Das möchte ich Ihnen gern an drei Beispielen verdeutlichen. Erstens mit dem Keyperson-Projekt,
das im Bereich der Suchthilfe muttersprachlich darüber informiert, welche Angebote es in der Suchtprävention gibt und mit der Muttersprachlichkeit Menschen mit geringen Deutschkenntnissen den Zugang zum Hamburger Suchthilfesystem ebnet. Im Bereich der fremdsprachlichen psychotherapeutischen Betreuung erhalten Menschen mit Migrationshintergrund Unterstützung in unterschiedlichen Sprachen von Farsi über Türkisch, Schwedisch, Dari und so weiter. Einen weiteren Schritt in die richtige Richtung erleben wir beim Thema Pflege ganz konkret in Harburg. Seit 2011 sind im dortigen Pflegestützpunkt je eine Beraterin aus dem türkischen und dem russischen Sprach- und Kulturkreis beschäftigt.

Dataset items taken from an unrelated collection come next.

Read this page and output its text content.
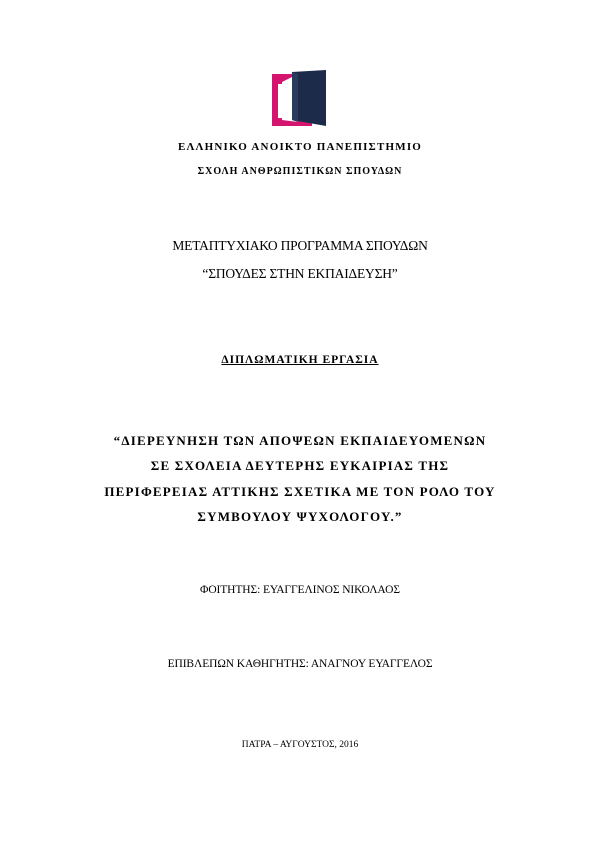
ΕΛΛΗΝΙΚΟ ΑΝΟΙΚΤΟ ΠΑΝΕΠΙΣΤΗΜΙΟ
ΣΧΟΛΗ ΑΝΘΡΩΠΙΣΤΙΚΩΝ ΣΠΟΥΔΩΝ
ΜΕΤΑΠΤΥΧΙΑΚΟ ΠΡΟΓΡΑΜΜΑ ΣΠΟΥΔΩΝ
“ΣΠΟΥΔΕΣ ΣΤΗΝ ΕΚΠΑΙΔΕΥΣΗ”
ΔΙΠΛΩΜΑΤΙΚΗ ΕΡΓΑΣΙΑ
“ΔΙΕΡΕΥΝΗΣΗ ΤΩΝ ΑΠΟΨΕΩΝ ΕΚΠΑΙΔΕΥΟΜΕΝΩΝ
ΣΕ ΣΧΟΛΕΙΑ ΔΕΥΤΕΡΗΣ ΕΥΚΑΙΡΙΑΣ ΤΗΣ
ΠΕΡΙΦΕΡΕΙΑΣ ΑΤΤΙΚΗΣ ΣΧΕΤΙΚΑ ΜΕ ΤΟΝ ΡΟΛΟ ΤΟΥ
ΣΥΜΒΟΥΛΟΥ ΨΥΧΟΛΟΓΟΥ.”
ΦΟΙΤΗΤΗΣ: ΕΥΑΓΓΕΛΙΝΟΣ ΝΙΚΟΛΑΟΣ
ΕΠΙΒΛΕΠΩΝ ΚΑΘΗΓΗΤΗΣ: ΑΝΑΓΝΟΥ ΕΥΑΓΓΕΛΟΣ
ΠΑΤΡΑ – ΑΥΓΟΥΣΤΟΣ, 2016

Die Antwort des Senats zeigt, dass interkulturelle Kompetenz in einer dynamischen Gesellschaft mit vielen unterschiedlichen Kulturen unverzichtbar ist, um auf die Bedürfnisse der Menschen eingehen zu können und unsere Angebote für alle Menschen offen und zugänglich zu halten. Auch stellt die von mir erwähnte Vielfalt eine Bereicherung für unsere Stadt dar.
Lassen Sie mich das noch einmal unterstreichen. Die Förderung der interkulturellen Kompetenz, also die kultursensible Überprüfung von Standards und Routinen und die Integration von Fähigkeiten wie Mehrsprachlichkeit und kulturelles Wissen, steigert die Qualität und Leistungsfähigkeit unseres Gesundheitssystems.
Wie die Mitteilung des Senats zeigt, ist unser Gesundheitssystem bereits jetzt gut auf die von mir eingangs erwähnte Heterogenität eingestellt. Gleichwohl ist die Stärkung der interkulturellen Kompetenz in unserem Gesundheitswesen eine dauerhafte Aufgabe. Die Drucksache enthält eine ganze Reihe interessanter Punkte, die wir im Gesundheitsausschuss vertiefen sollten. Ich bitte Sie deshalb um Zustimmung für eine Überweisung an den Gesundheitsausschuss und bedanke mich für Ihre Aufmerksamkeit.